# Vegetable Oil vs. Olive Oil in Banana Bread??



## MomsKitchenAndStuff (May 25, 2009)

Why is it not okay to use olive oil when making banana bread, but it's okay to use vegetable oil?


----------



## Andy M. (May 25, 2009)

Flavor is the only reason.

Olive oil has a stronger flavor than many other vegetable oils. That flavor can have a negative impact on the flavor of a dessert such as banana bread.


----------



## mcnerd (May 25, 2009)

I agree.  Olive oil imparts its own flavor in to the foods and would be undesireble in most baked goods.  Grapeseed Oil is now preferred by many over Olive Oil because it does not pass on a taste, but I've not tried it for baking yet.  I still use vegetable oil.


----------



## licia (May 25, 2009)

Our grandaughter made brownies with olive oil when she was a youngster. Her mother said they were awful and it was years before the grandaughter would use olive oil again.


----------



## Scotch (May 25, 2009)

Actually, olive oil CAN be used in baking, according to many authorities (although I admit I've never done it), and is recommended by some for health reasons. Check these sites: 

CLICK ME

CLICK ME

The trick, apparently, is to use extra light or light olive oil, not extra virgin or virgin olive oil. Extra light is nearly flavorless and odorless, so it should work fine in most baked goods (especially breads) while retaining the health benefits of olive oil.

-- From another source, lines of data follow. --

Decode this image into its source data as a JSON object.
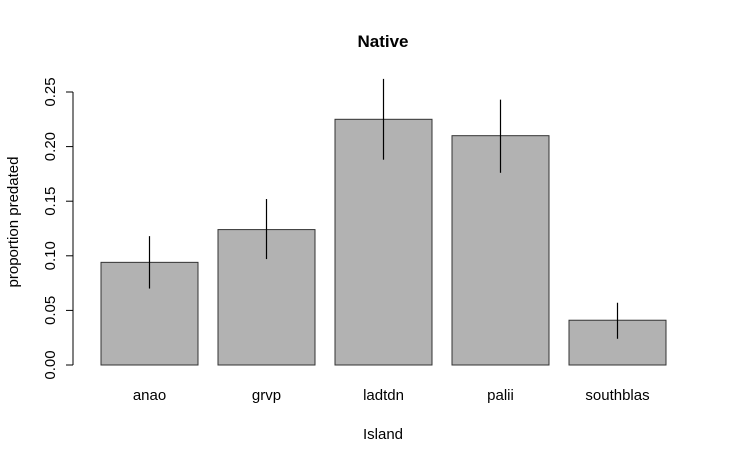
{
  "chart_data": {
    "type": "bar",
    "title": "Native",
    "xlabel": "Island",
    "ylabel": "proportion predated",
    "categories": [
      "anao",
      "grvp",
      "ladtdn",
      "palii",
      "southblas"
    ],
    "values": [
      0.094,
      0.124,
      0.225,
      0.21,
      0.041
    ],
    "error_low": [
      0.07,
      0.097,
      0.188,
      0.176,
      0.024
    ],
    "error_high": [
      0.118,
      0.152,
      0.262,
      0.243,
      0.057
    ],
    "yticks": [
      "0.00",
      "0.05",
      "0.10",
      "0.15",
      "0.20",
      "0.25"
    ],
    "ylim": [
      0,
      0.25
    ],
    "grid": false,
    "colors": {
      "bar_fill": "#b2b2b2",
      "bar_stroke": "#333333"
    }
  }
}
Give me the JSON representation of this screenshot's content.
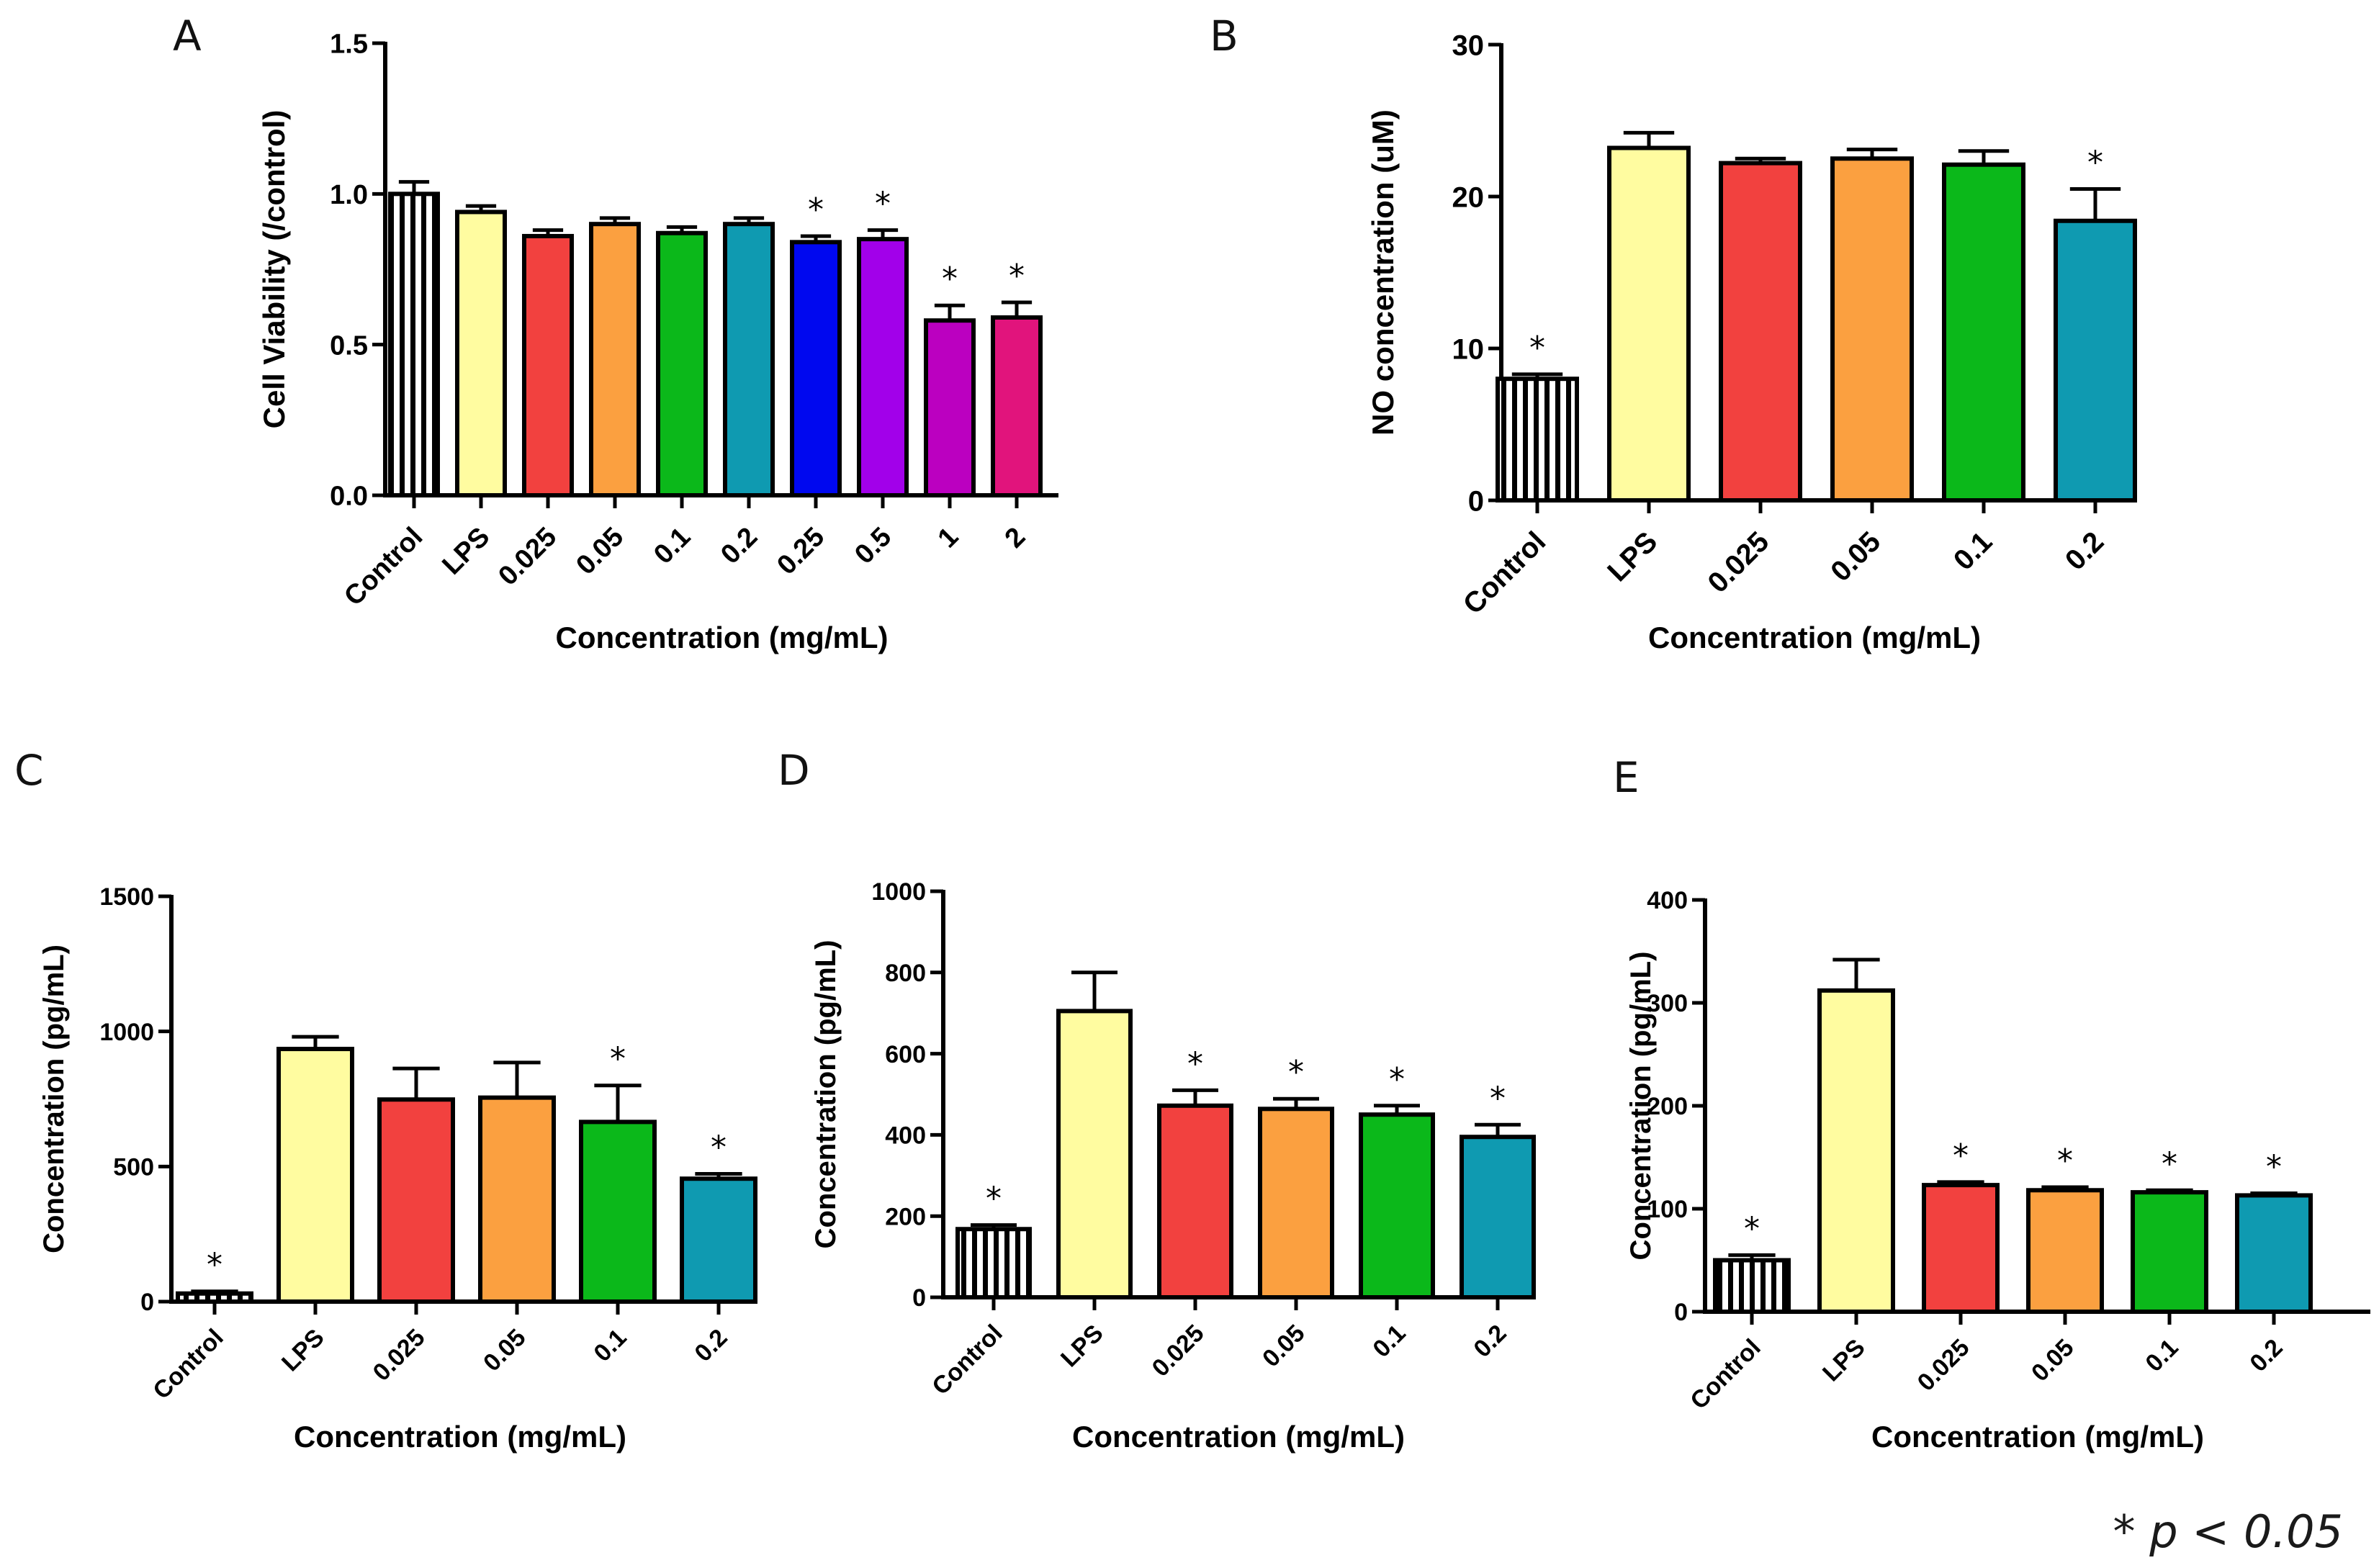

There are, in fact, a couple of well-received cookbooks devoted to the subject:

_Olive Oil Baking: Recipes that Increase Good Cholesterol and Reduce Saturated Fat_

_Olive Oil Desserts: Delicious and Healthy Heart Smart Baking_

It may not be the first choice of the reckless gourmet, but it is an alternative for those who are concerned about cholesterol and saturated fats.


----------



## MomsKitchenAndStuff (May 25, 2009)

Thanks for all the responses. I have been using Extra Light Olive Oil in all my recipes...including banana bread, but never noticed a difference. From the last response, I can understand the "Extra Light" had something to do with it  I thought there may be another reason other than just the taste...thanks again!!!!!


----------



## GB (May 25, 2009)

Yeah the only reason is taste. Extra Virgin can have a very strong taste that does not work well with sweet things (think of mixing olives and bananas, yuck). Other olive oils have a much more neutral flavor so they can be used in baking without many issues.


----------



## bigdaddy3k (May 26, 2009)

licia said:


> Our grandaughter made brownies with olive oil when she was a youngster. Her mother said they were awful and it was years before the grandaughter would use olive oil again.


 
Well that wasn't nice!


----------



## jennyema (May 26, 2009)

Extra Virgin olive oil is used quite often in traditional Italian desserts.

Like olive oil cake and the endless riffs on it.


----------